Tandis que Ronsard s’élève à la plus parfaite expression de la poésie amoureuse, du Bellay se trouve en Italie. En 1552, il avait évoqué avec amertume dans sa Complainte du désespéré les maux physiques et les soucis qui l’accablaient. L’année suivante, il était parti pour l’Italie à la suite de son puissant cousin, le cardinal Jean du Bellay, chargé par Henri II d’une mission diplomatique auprès du pape Jules III.

Parvenu à Rome, dont il subit immédiatement la fascination, il jouit, de toute sa ferveur d’humaniste, des leçons grandioses de la capitale. Il se met aussitôt à écrire : ce sont les Antiquités de Rome (publiées en 1558), recueil de sonnets suivis d’un Songe ou Vision. Le fond de l’œuvre est le contraste navrant entre la puissance passée de la ville et sa déchéance actuelle. Du Bellay se laisse aller à de vastes évocations historiques et exprime la tristesse qui se dégage de ces ruines, faisant partager à son lecteur l’invincible mélancolie qui s’est emparée de lui au spectacle émouvant des vestiges romains.

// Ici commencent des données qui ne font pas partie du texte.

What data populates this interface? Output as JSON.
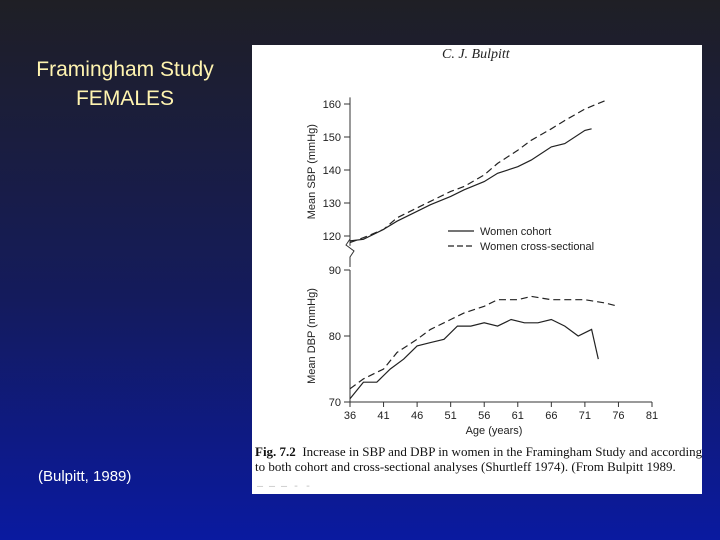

Un an plus tard, il travaille à ses Jeux rustiques (publiés en 1558), recueil composite qui constitue un ensemble d’une indéniable saveur par ses impressions élégiaques et ses tableautins réalistes. Mais le poète n’arrive à la pleine maturité qu’avec le livre des Regrets, commencé lors de la troisième année de son séjour à Rome et terminé à son retour en France, à la fin de 1557. Avant tout, du Bellay fait part de sa désillusion dans ces vers qui lui servent de « confidences », de « papiers journaux ». La charge d’intendant du cardinal lui vaut des occupations ingrates et ennuyeuses, et surtout, cruellement déçu par les mœurs romaines, il éprouve la nostalgie de son Lire natal. Les Regrets (1558) présentent ce double aspect de la poésie élégiaque et satirique. Le titre même de l’œuvre indique bien le désenchantement, et les divers sonnets témoignent de la douleur de l’exilé. Triste confession, à la tragique éloquence, que ce journal d’un poète ! Il s’y venge de ses chagrins par la satire : « du fiel, du miel, du sel », dit-il, tant il est devenu observateur pénétrant et impitoyable de la cour pontificale. Cette expérience de la souffrance l’a définitivement mis en possession de son véritable génie.